Sunday, January 20, 2013

Tide Management and You

More somber thoughts, I'm afraid. 

Wasn't it a beautiful day, here in northern New Jersey?  Sunday is Combat Paper day for me, and I made the trip in good time (no police officers offering to punish me for doing 80 at times, in the 65 mph zone, thank you), with my customary stop at the neighborhood Starbux, for a couple cups of communal coffee for the folks at the Print Center.  I'd brought a nice little Pink Lady apple with me, and ate it as I drove the last few miles, on Rattlesnake Bridge Road.  It was crisp and tart.

The Print Center was bustling, and we had an informal meeting, to look over the Combat Paper-related events coming up between now and April.  Busy, busy, busy.  I have some writing to do, for an upcoming event in Teaneck.  (Me?) (Bizarre)  After soaking up all this data, I turned my attention to signing my three editions, earmarked for the Combat Paper archives.  I'm really pleased with the way the St. Margaret's Dragon prints turned out -- the ink is lush, but not to the point of obscuring the image.  Maybe I should do more dragons?

Then I helped with some of the more devilish details of deconstructing a defunct uniform.  The seams are especially troublesome, so of course I like tackling them.  Talk around the table, as threads were being severed and strips of cloth were being clipped into smaller pieces, turned to Agent Orange, and similar military toxins that continue to leave their marks, long after the skirmish in question has been declared over.  Buried landmines.  Unexploded ordinance.  Depleted uranium.  That sort of thing.

And as we were talking, the customary pizza lunch arrived, and we all took a break, to savor some cheese and/or pepperoni.  I ate two slices, realizing that, aside from that crisp apple, these were my breakfast.  Whatever. 

But through all this, I felt like an actor who was only vaguely familiar with the play he was in.  I felt a kind of low-grade deadness inside, as though I'd swallowed something I thought was innocuous, but which has turned into a lurching, heavy, twisting thing writhing around in my chest cavity.  Grief, I think, is what it is.

And through all this camaraderie, I was unwillingly replaying Friday's weirdly clinical, furtive events, as the contents of a musician's life were hastily boxed up and carted away.  The tide comes in, the tide goes out.  I think I was so busy at the time, pawing through hastily-gathered papers and scores and CDs, that it didn't really register that these were a human being's possessions, only last week seemingly secure on their shelves, in their drawers.  The tide comes in, the tide goes out.  In this case, the ebbing took maybe an hour and a half, or two at most, and then the apartment was stripped bare.

No internecine squabbling -- perhaps because the police officer was waiting for all the 'funeral necessities' to be removed, perhaps because of the brutally cold wind.  Perhaps because everyone was in a kind of activated shock -- how can you think about what you want, when you don't want to be wanting any of it?  (Well, I did 'adopt' a little volume of short stories by Franz Kafka -- it seemed appropriate)  The back hatch area of our Prius was packed solid with cardboard boxes filled with scores and hymnals.  The U-Haul van, that had left South Jersey at 5 am that morning, heading for what must have been, for the driver, the worst driving adventure on earth, had barely enough materials to fill the rubber floor mats from side to side.  The life of an anchorite of sorts. 

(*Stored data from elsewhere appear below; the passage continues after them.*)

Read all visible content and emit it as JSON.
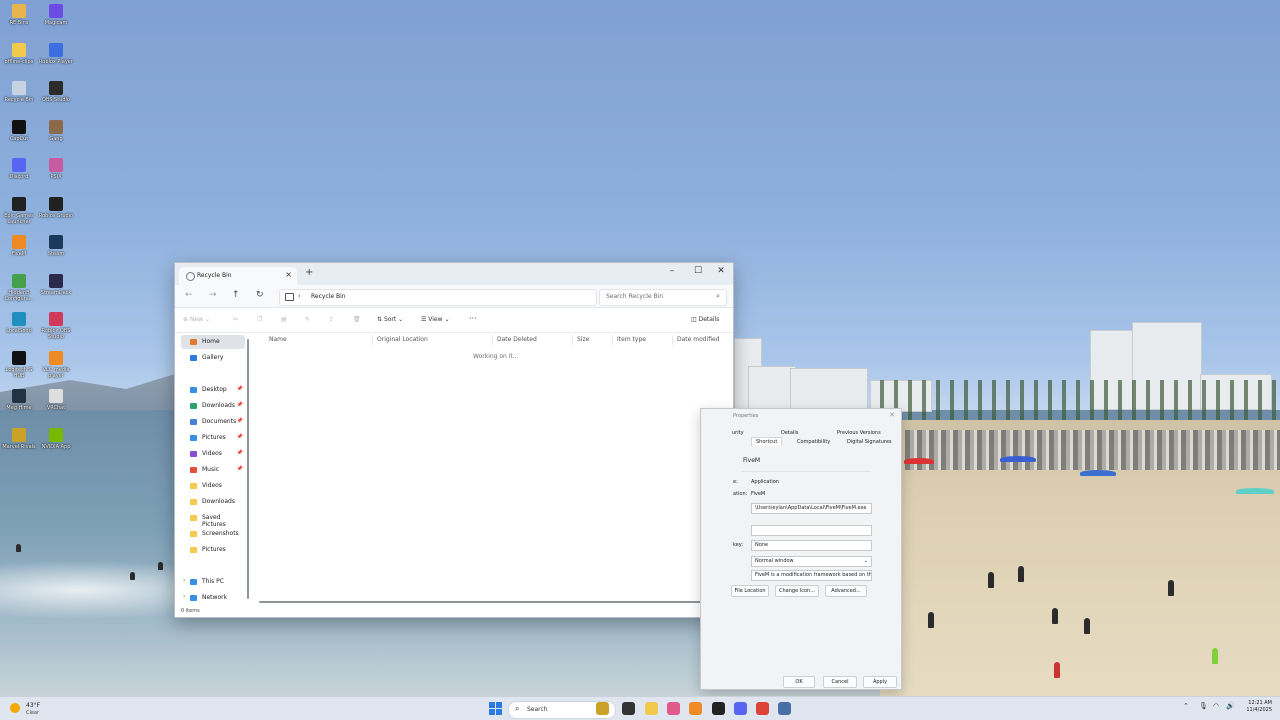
{
  "desktop": {
    "icons": [
      {
        "label": "RE Bins",
        "color": "#e9b44c"
      },
      {
        "label": "Magicam",
        "color": "#6b4de6"
      },
      {
        "label": "offline-clips",
        "color": "#f2c94c"
      },
      {
        "label": "Roblox Player",
        "color": "#3d6fe0"
      },
      {
        "label": "Recycle Bin",
        "color": "#c7d3e0"
      },
      {
        "label": "OBS Studio",
        "color": "#2b2b2b"
      },
      {
        "label": "CapCut",
        "color": "#111111"
      },
      {
        "label": "Gang",
        "color": "#8a6a4a"
      },
      {
        "label": "Discord",
        "color": "#5865f2"
      },
      {
        "label": "PSiX",
        "color": "#c85ca0"
      },
      {
        "label": "Epic Games Launcher",
        "color": "#222222"
      },
      {
        "label": "Roblox Studio",
        "color": "#222222"
      },
      {
        "label": "FiveM",
        "color": "#f08a24"
      },
      {
        "label": "Steam",
        "color": "#1b3a5a"
      },
      {
        "label": "HiddenB Configura...",
        "color": "#44a04a"
      },
      {
        "label": "StreamDeck",
        "color": "#2a2a4a"
      },
      {
        "label": "LocalSend",
        "color": "#1f8fbf"
      },
      {
        "label": "Roblox OBS Studio",
        "color": "#d03a5a"
      },
      {
        "label": "Logitech G HUB",
        "color": "#111111"
      },
      {
        "label": "VLC media player",
        "color": "#f08a24"
      },
      {
        "label": "Meg Hime",
        "color": "#223344"
      },
      {
        "label": "VRChat",
        "color": "#dddddd"
      },
      {
        "label": "Marvel Rivals",
        "color": "#c9a227"
      },
      {
        "label": "NVIDIA App",
        "color": "#76b900"
      }
    ]
  },
  "explorer": {
    "tab_title": "Recycle Bin",
    "breadcrumb": "Recycle Bin",
    "search_placeholder": "Search Recycle Bin",
    "toolbar": {
      "new": "New",
      "sort": "Sort",
      "view": "View",
      "more": "···",
      "details": "Details"
    },
    "sidebar": [
      {
        "label": "Home",
        "icon": "home-icon",
        "color": "#e07a2e",
        "pinned": false,
        "selected": true
      },
      {
        "label": "Gallery",
        "icon": "gallery-icon",
        "color": "#2e7be0",
        "pinned": false
      },
      {
        "label": "Desktop",
        "icon": "desktop-icon",
        "color": "#3a8ee6",
        "pinned": true
      },
      {
        "label": "Downloads",
        "icon": "downloads-icon",
        "color": "#2aa36b",
        "pinned": true
      },
      {
        "label": "Documents",
        "icon": "documents-icon",
        "color": "#4a7fd6",
        "pinned": true
      },
      {
        "label": "Pictures",
        "icon": "pictures-icon",
        "color": "#3a8ee6",
        "pinned": true
      },
      {
        "label": "Videos",
        "icon": "videos-icon",
        "color": "#8a4fd6",
        "pinned": true
      },
      {
        "label": "Music",
        "icon": "music-icon",
        "color": "#e0503a",
        "pinned": true
      },
      {
        "label": "Videos",
        "icon": "folder-icon",
        "color": "#f2c94c",
        "pinned": false
      },
      {
        "label": "Downloads",
        "icon": "folder-icon",
        "color": "#f2c94c",
        "pinned": false
      },
      {
        "label": "Saved Pictures",
        "icon": "folder-icon",
        "color": "#f2c94c",
        "pinned": false
      },
      {
        "label": "Screenshots",
        "icon": "folder-icon",
        "color": "#f2c94c",
        "pinned": false
      },
      {
        "label": "Pictures",
        "icon": "folder-icon",
        "color": "#f2c94c",
        "pinned": false
      },
      {
        "label": "This PC",
        "icon": "this-pc-icon",
        "color": "#3a8ee6",
        "pinned": false
      },
      {
        "label": "Network",
        "icon": "network-icon",
        "color": "#3a8ee6",
        "pinned": false
      }
    ],
    "columns": [
      "Name",
      "Original Location",
      "Date Deleted",
      "Size",
      "Item type",
      "Date modified"
    ],
    "working_text": "Working on it...",
    "status": "0 items"
  },
  "properties": {
    "title": "Properties",
    "tabs_row1": [
      "urity",
      "Details",
      "Previous Versions"
    ],
    "tabs_row2": [
      "Shortcut",
      "Compatibility",
      "Digital Signatures"
    ],
    "name": "FiveM",
    "rows": [
      {
        "label": "e:",
        "value": "Application"
      },
      {
        "label": "ation:",
        "value": "FiveM"
      }
    ],
    "target": "\\Users\\eylan\\AppData\\Local\\FiveM\\FiveM.exe",
    "hotkey_label": "key:",
    "hotkey": "None",
    "run": "Normal window",
    "comment": "FiveM is a modification framework based on the C",
    "buttons": [
      "File Location",
      "Change Icon...",
      "Advanced..."
    ],
    "footer": [
      "OK",
      "Cancel",
      "Apply"
    ]
  },
  "taskbar": {
    "weather_temp": "43°F",
    "weather_cond": "Clear",
    "search_label": "Search",
    "time": "12:21 AM",
    "date": "11/4/2025",
    "apps": [
      {
        "name": "widgets",
        "color": "#c9a227"
      },
      {
        "name": "task-view",
        "color": "#333333"
      },
      {
        "name": "file-explorer",
        "color": "#f2c94c"
      },
      {
        "name": "music-app",
        "color": "#e05a8a"
      },
      {
        "name": "fivem-app",
        "color": "#f08a24"
      },
      {
        "name": "obs-app",
        "color": "#222222"
      },
      {
        "name": "discord-app",
        "color": "#5865f2"
      },
      {
        "name": "chrome-app",
        "color": "#db4437"
      },
      {
        "name": "settings-app",
        "color": "#4a6fa5"
      }
    ]
  }
}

What struck me, not much later, was the rapidity and finality with which this last cleansing had taken place.  (And there weren't even that many hands involved)  Of course, I had to make the inevitable comparison, with my own imponderable accumulation of everything from the blue plastic bags that wrap my daily NYTimes, to tools and art supplies and lavish picture books and...  It continues to horrify me, thinking of the mess I'm liable to leave behind me.

And then I thought, not for the first time, of the notion of living, now, as though I've already died -- the notion of treating my possessions as though I were the stranger in the room, dispassionately tossing this into this bag, that into another, and most of everything else into those heavy-duty black trash sacks, to be hauled away by someone with a nice little pickup truck.

The notion releases an inner store of grief and anger, even though I can clearly see that this purging is absolutely necessary.  For the moment, I can't imagine an increment small enough to allow me to carry out this elimination without having another sobbing breakdown, like the one that overtook me when we were in the midst of our last basement flood of water and raw sewage.

Being dead is the key, I think.  The challenge reminds me of a meditative exercise I found in 'The Book of Secrets' (a surprisingly large and obvious hardbound volume, for something purporting to divulge arcana); the meditator (that would be me) imagines that he has no head.  I used to try this, as I drove back and forth between home and my teaching job in Philadelphia -- I found it hilarious, and it didn't impact my driving at all.  If I can imagine that I have no head, is it such a leap to imagine that I'm already deceased, but that I've been given some odd dispensation, to allow me to straighten things up a bit, before the rigor sets in?

In theory, of course, this sounds relatively easy.  In practice, I shouldn't be surprised to encounter considerable resistance.  If that which does not kill us makes us stronger, what if we're already dead?